Il est clair que ces relations impliquent : \(\lambda=\beta=\gamma=\alpha=0\).

Question

Montrer que le sous-espace vectoriel de \(\mathbb R^5\) engendré par \(e_3\) est un sous-espace vectoriel supplémentaire de \(\textrm{Ker}(f^2)\).

Solution détaillée

Là aussi, un argument de dimension va simplifier le travail :

en effet si on démontre que la somme de \(\textrm{Ker}(f^2)\) et du sous-espace engendré par \(e_3\) est directe, la dimension de \(\textrm{Ker}(f^2)\cap \mathbb Re_3\) est égale à la somme des dimensions c'est-à-dire \(4 + 1 = 5\).

Comme c'est un sous- espace de \(\mathbb R^5\) qui est lui-même de dimension \(5\),

on a immédiatement l'égalité \(\textrm{Ker}(f^2)\cap \mathbb Re_3=\mathbb R^5\)et la conclusion souhaitée.

Il suffit donc de démontrer que \(\textrm{Ker}(f^2)\cap \mathbb Re_3=\{0\}\).

Soit \(x\) un élément de \(\textrm{Ker}(f^2)\cap \mathbb Re_3\).

Il existe des scalaires \(\alpha,\beta,\gamma,\lambda\) et \(\mu\) tels que \(\alpha e_3=\beta f^2(e_3)+\gamma f(u)+\lambda u+\mu f(e_3)\),

soit \(\alpha e_3=\beta e_1+\gamma (-e_1-3e_2+e_3+e_4)+\lambda(-2e_3+e_5)+\mu(e_1+e_2)\),

égalité qui implique \(\alpha=\beta=\gamma=\mu=0\) (l'étude successive des composantes sur \(e_5,e_4,e_3,e_2,\) et \(e_1\) donne immédiatement \(\lambda=0\) puis \(\gamma=0\), puis \(\alpha=0\) enfin \(\mu=0\) et \(\beta=0\)).

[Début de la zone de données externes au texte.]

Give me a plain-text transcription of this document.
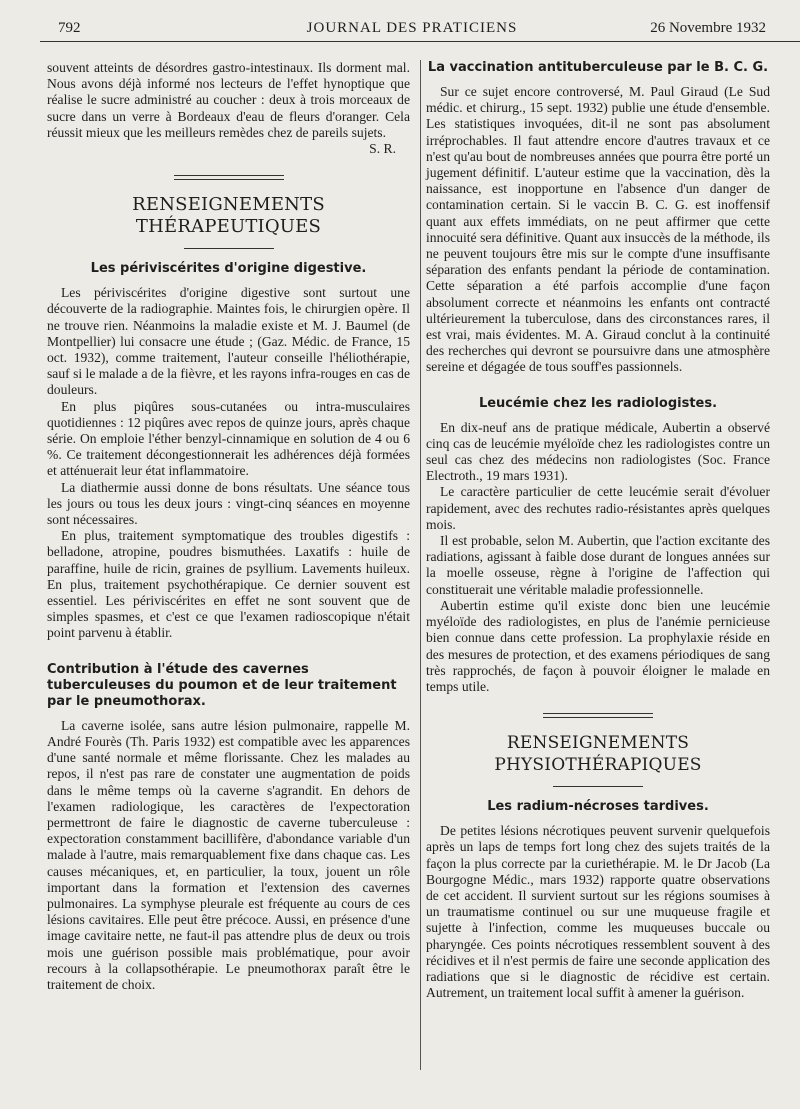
792	JOURNAL DES PRATICIENS	26 Novembre 1932

souvent atteints de désordres gastro-intestinaux. Ils dorment mal. Nous avons déjà informé nos lecteurs de l'effet hynoptique que réalise le sucre administré au coucher : deux à trois morceaux de sucre dans un verre à Bordeaux d'eau de fleurs d'oranger. Cela réussit mieux que les meilleurs remèdes chez de pareils sujets.

S. R.
RENSEIGNEMENTS THÉRAPEUTIQUES
Les périviscérites d'origine digestive.

Les périviscérites d'origine digestive sont surtout une découverte de la radiographie. Maintes fois, le chirurgien opère. Il ne trouve rien. Néanmoins la maladie existe et M. J. Baumel (de Montpellier) lui consacre une étude ; (Gaz. Médic. de France, 15 oct. 1932), comme traitement, l'auteur conseille l'héliothérapie, sauf si le malade a de la fièvre, et les rayons infra-rouges en cas de douleurs.

En plus piqûres sous-cutanées ou intra-musculaires quotidiennes : 12 piqûres avec repos de quinze jours, après chaque série. On emploie l'éther benzyl-cinnamique en solution de 4 ou 6 %. Ce traitement décongestionnerait les adhérences déjà formées et atténuerait leur état inflammatoire.

La diathermie aussi donne de bons résultats. Une séance tous les jours ou tous les deux jours : vingt-cinq séances en moyenne sont nécessaires.

En plus, traitement symptomatique des troubles digestifs : belladone, atropine, poudres bismuthées. Laxatifs : huile de paraffine, huile de ricin, graines de psyllium. Lavements huileux. En plus, traitement psychothérapique. Ce dernier souvent est essentiel. Les périviscérites en effet ne sont souvent que de simples spasmes, et c'est ce que l'examen radioscopique n'était point parvenu à établir.

Contribution à l'étude des cavernes tuberculeuses du poumon et de leur traitement par le pneumothorax.

La caverne isolée, sans autre lésion pulmonaire, rappelle M. André Fourès (Th. Paris 1932) est compatible avec les apparences d'une santé normale et même florissante. Chez les malades au repos, il n'est pas rare de constater une augmentation de poids dans le même temps où la caverne s'agrandit. En dehors de l'examen radiologique, les caractères de l'expectoration permettront de faire le diagnostic de caverne tuberculeuse : expectoration constamment bacillifère, d'abondance variable d'un malade à l'autre, mais remarquablement fixe dans chaque cas. Les causes mécaniques, et, en particulier, la toux, jouent un rôle important dans la formation et l'extension des cavernes pulmonaires. La symphyse pleurale est fréquente au cours de ces lésions cavitaires. Elle peut être précoce. Aussi, en présence d'une image cavitaire nette, ne faut-il pas attendre plus de deux ou trois mois une guérison possible mais problématique, pour avoir recours à la collapsothérapie. Le pneumothorax paraît être le traitement de choix.

La vaccination antituberculeuse par le B. C. G.

Sur ce sujet encore controversé, M. Paul Giraud (Le Sud médic. et chirurg., 15 sept. 1932) publie une étude d'ensemble. Les statistiques invoquées, dit-il ne sont pas absolument irréprochables. Il faut attendre encore d'autres travaux et ce n'est qu'au bout de nombreuses années que pourra être porté un jugement définitif. L'auteur estime que la vaccination, dès la naissance, est inopportune en l'absence d'un danger de contamination certain. Si le vaccin B. C. G. est inoffensif quant aux effets immédiats, on ne peut affirmer que cette innocuité sera définitive. Quant aux insuccès de la méthode, ils ne peuvent toujours être mis sur le compte d'une insuffisante séparation des enfants pendant la période de contamination. Cette séparation a été parfois accomplie d'une façon absolument correcte et néanmoins les enfants ont contracté ultérieurement la tuberculose, dans des circonstances rares, il est vrai, mais évidentes. M. A. Giraud conclut à la continuité des recherches qui devront se poursuivre dans une atmosphère sereine et dégagée de tous souff'es passionnels.

Leucémie chez les radiologistes.

En dix-neuf ans de pratique médicale, Aubertin a observé cinq cas de leucémie myéloïde chez les radiologistes contre un seul cas chez des médecins non radiologistes (Soc. France Electroth., 19 mars 1931).

Le caractère particulier de cette leucémie serait d'évoluer rapidement, avec des rechutes radio-résistantes après quelques mois.

Il est probable, selon M. Aubertin, que l'action excitante des radiations, agissant à faible dose durant de longues années sur la moelle osseuse, règne à l'origine de l'affection qui constituerait une véritable maladie professionnelle.

Aubertin estime qu'il existe donc bien une leucémie myéloïde des radiologistes, en plus de l'anémie pernicieuse bien connue dans cette profession. La prophylaxie réside en des mesures de protection, et des examens périodiques de sang très rapprochés, de façon à pouvoir éloigner le malade en temps utile.

RENSEIGNEMENTS PHYSIOTHÉRAPIQUES
Les radium-nécroses tardives.

De petites lésions nécrotiques peuvent survenir quelquefois après un laps de temps fort long chez des sujets traités de la façon la plus correcte par la curiethérapie. M. le Dr Jacob (La Bourgogne Médic., mars 1932) rapporte quatre observations de cet accident. Il survient surtout sur les régions soumises à un traumatisme continuel ou sur une muqueuse fragile et sujette à l'infection, comme les muqueuses buccale ou pharyngée. Ces points nécrotiques ressemblent souvent à des récidives et il n'est permis de faire une seconde application des radiations que si le diagnostic de récidive est certain. Autrement, un traitement local suffit à amener la guérison.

Ceci achève la démonstration.

Remarque

On aurait aussi pu démontrer que la famille formée des vecteurs définissant une base de \(\textrm{Ker}(f^2)\), par exemple ceux trouvés dans la question \(4.b\), et du vecteur \(e_3\) était libre. On aboutissait exactement au même type de calcul que précédemment.

Question

Montrer que \((f^2(e_3),f(e_3),e_3,f(u),u)\) est une base de \(\mathbb R^5\).

Solution détaillée

C'est une conséquence immédiate de la question précédente puisque l'on sait que la réunion des vecteurs de base de deux sous-espaces supplémentaires détermine une base de l'espace tout entier.

Remarque

il est intéressant de remarquer l'ordre des vecteurs de la base \((f^2(e_3),f(e_3),e_3,f(u),u)\).

En effet si on pose \(\epsilon_1=f^2(e_3), \epsilon_2=f(e_3), \epsilon_3=e_3, \epsilon_4=f(u), \epsilon_5=u,\) on a une base \((\epsilon_1,\epsilon_2,\epsilon_3,\epsilon_4,\epsilon_5)\) avec \(f(\epsilon_1)=0,f(\epsilon_2)=\epsilon_1, f(\epsilon_3)=\epsilon_2, f(\epsilon_4)=0, f(\epsilon_5)=\epsilon_4\).